Joe was astonished, “That’s right, how did you know?”

“It’s my job.”

Joe tried on the shoes and they fit perfectly. Joe walked
comfortably around the shop and the salesman asked, “How about a new hat?”

Without hesitating, Joe said, “Sure!”

The salesman eyed Joe’s head and said, “Let’s see. . . 7 5/8.”

Joe was incredulous, “That’s right, how did you know?”

“It’s my job.”

The hat fit perfectly. Joe was feeling great, when the salesman asked, “How about some new underwear?”

Joe thought for a second and said, “Sure!”

The salesman stepped back, eyed Joe’s waist and said, “Let’s see…size 36.”

Joe laughed, “No, I’ve worn size 34 since I was 18 years old.”

The salesman shook his head and said, “You can’t wear a size 34. It would press your testicles up against the base of your spine and give you one hell of a headache!”

A minister is giving his sermon but is being interrupted by latecomers wandering in late to the service. After the 5th young bloke walks in late, he decides to ask where he’s been.

“talking to Fanny Green” comes the reply.

yet another young man walks in late…and the pastor recieves the same reply to his question.

About ten minutes later, a striking young woman wanders into the church, and the minister asks his sidekick “is that Fanny Green?”

“No father…” Came the reply…“that’s the light from the stained Glass Window!”

:smiley:

uhh…Aldoph, I don’t get it…please explain?

hehe…umm…nevermind…good joke, but now I feel pretty stupid…yeah, that fanny is green, but it’s just the light from the stained glass window…good one…[grumble]good one, stupid[/grumble] :smiley:

Q: Why do squirrels make love on the ground?
A: Have you ever tried climbing a tree with a hard-on???

Would it be ok to post a really filthy joke here?
Disclainer - drunk again.

Sherlock Holmes and Dr. Watson went on a camping trip. After a good meal and a bottle of wine, they lay down for the night and went to sleep. Some hours later, Holmes awoke and nudged his faithful friend.
‘‘Watson, look up and tell me what you see.’’
Watson replied, ‘‘I see millions and millions of stars.’’
‘‘What does that tell you?’’
Watson pondered for a minute. ‘‘Astronomically, it tells me that there are millions of galaxies and potentially billions of planets. Astrologically, I observe that Saturn is in Leo. Horologically, I deduce that the time is approximately a quarter past three. Theologically, I can see that God is all powerful and that we are small and insignificant. Meteorologically, I suspect that we will have a beautiful day tomorrow. Why, what does it tell YOU?’’
Holmes was silent for a minute, then spoke. ‘‘Watson, you idiot. Some jerk has stolen our tent.’’

How do you make a cat go woof?
Light it on fire. (WOOF!)

How do you make a dog go meow?
Put in in the freezer and run it through a band-saw. (MEEEEEEOOOOOOWWWWWW)

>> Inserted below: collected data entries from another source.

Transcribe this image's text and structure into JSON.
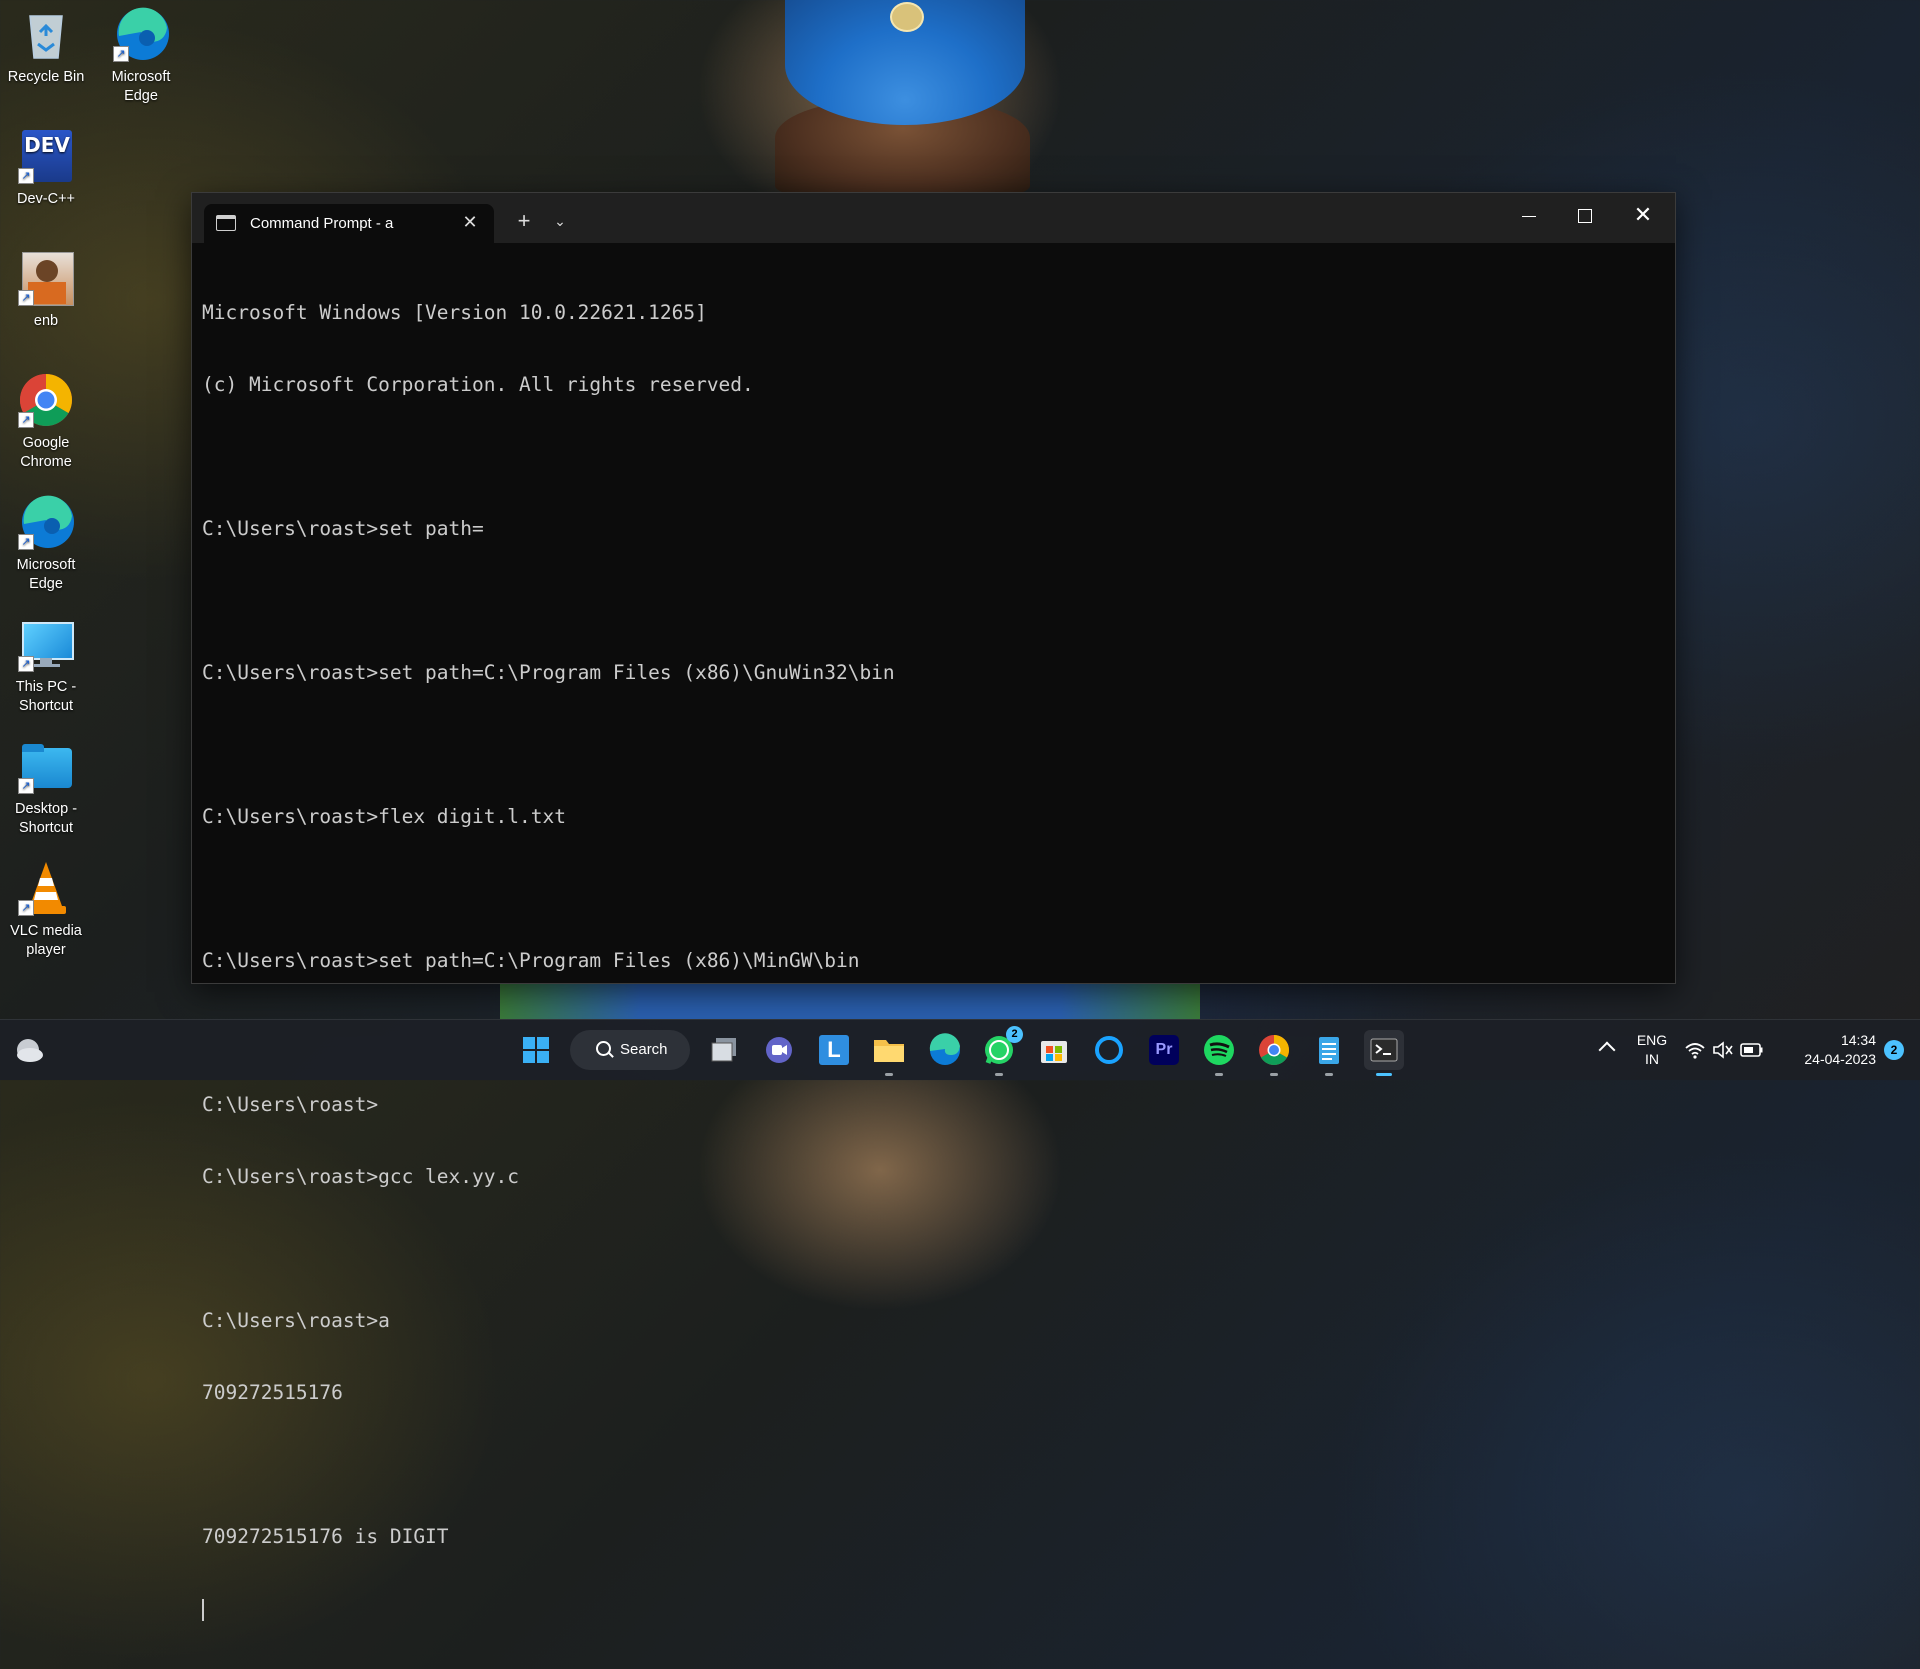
{
  "desktop": {
    "icons": [
      {
        "label": "Recycle Bin"
      },
      {
        "label": "Microsoft Edge"
      },
      {
        "label": "Dev-C++"
      },
      {
        "label": "enb"
      },
      {
        "label": "Google Chrome"
      },
      {
        "label": "Microsoft Edge"
      },
      {
        "label": "This PC - Shortcut"
      },
      {
        "label": "Desktop - Shortcut"
      },
      {
        "label": "VLC media player"
      }
    ],
    "devcpp_logo_text": "DEV"
  },
  "terminal": {
    "tab_title": "Command Prompt - a",
    "new_tab_symbol": "+",
    "dropdown_symbol": "⌄",
    "close_symbol": "✕",
    "lines": [
      "Microsoft Windows [Version 10.0.22621.1265]",
      "(c) Microsoft Corporation. All rights reserved.",
      "",
      "C:\\Users\\roast>set path=",
      "",
      "C:\\Users\\roast>set path=C:\\Program Files (x86)\\GnuWin32\\bin",
      "",
      "C:\\Users\\roast>flex digit.l.txt",
      "",
      "C:\\Users\\roast>set path=C:\\Program Files (x86)\\MinGW\\bin",
      "",
      "C:\\Users\\roast>",
      "C:\\Users\\roast>gcc lex.yy.c",
      "",
      "C:\\Users\\roast>a",
      "709272515176",
      "",
      "709272515176 is DIGIT"
    ]
  },
  "taskbar": {
    "search_label": "Search",
    "apps": [
      {
        "name": "start"
      },
      {
        "name": "task-view"
      },
      {
        "name": "teams-chat"
      },
      {
        "name": "launcher-l",
        "glyph": "L"
      },
      {
        "name": "file-explorer"
      },
      {
        "name": "edge"
      },
      {
        "name": "whatsapp",
        "badge": "2"
      },
      {
        "name": "microsoft-store"
      },
      {
        "name": "cortana"
      },
      {
        "name": "premiere-pro",
        "glyph": "Pr"
      },
      {
        "name": "spotify"
      },
      {
        "name": "chrome"
      },
      {
        "name": "notepad"
      },
      {
        "name": "terminal"
      }
    ],
    "tray": {
      "lang_line1": "ENG",
      "lang_line2": "IN",
      "time": "14:34",
      "date": "24-04-2023",
      "notification_count": "2"
    }
  },
  "colors": {
    "terminal_bg": "#0c0c0c",
    "terminal_text": "#cccccc",
    "titlebar_bg": "#202020",
    "accent": "#4cc2ff"
  }
}
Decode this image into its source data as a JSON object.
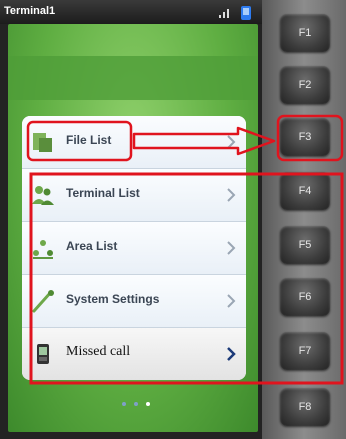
{
  "status_bar": {
    "title": "Terminal1"
  },
  "menu": {
    "items": [
      {
        "label": "File List",
        "icon": "file-icon"
      },
      {
        "label": "Terminal List",
        "icon": "users-icon"
      },
      {
        "label": "Area List",
        "icon": "area-icon"
      },
      {
        "label": "System Settings",
        "icon": "settings-icon"
      },
      {
        "label": "Missed call",
        "icon": "phone-icon"
      }
    ]
  },
  "keypad": {
    "keys": [
      "F1",
      "F2",
      "F3",
      "F4",
      "F5",
      "F6",
      "F7",
      "F8"
    ]
  },
  "annotation": {
    "color": "#e0141e"
  },
  "page_dots": {
    "count": 3,
    "active": 3
  }
}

It’s the middle of the night, and a burglar brakes into a well-to-do family’s home.

He’s sneaking through the living room in the dark, when he hears a voice.

“Jesus is watching you.”

The burglar believes he’s hearing things, and continues to scout for more goods.

“Jesus is watching you.”

Suspcious, the burglar finds a switch, and throws the lights on. He sees a parrot seated on it’s perch in the corner.

“Hey little fella,” The burglar says, softly as not to alarm the bird. “What’s your name?”

“Squawk! Hubcap.”

The burglar’s confused. “Who’d name a parrot, Hubcap?”

“Whoever named the pit bull over there Jesus.”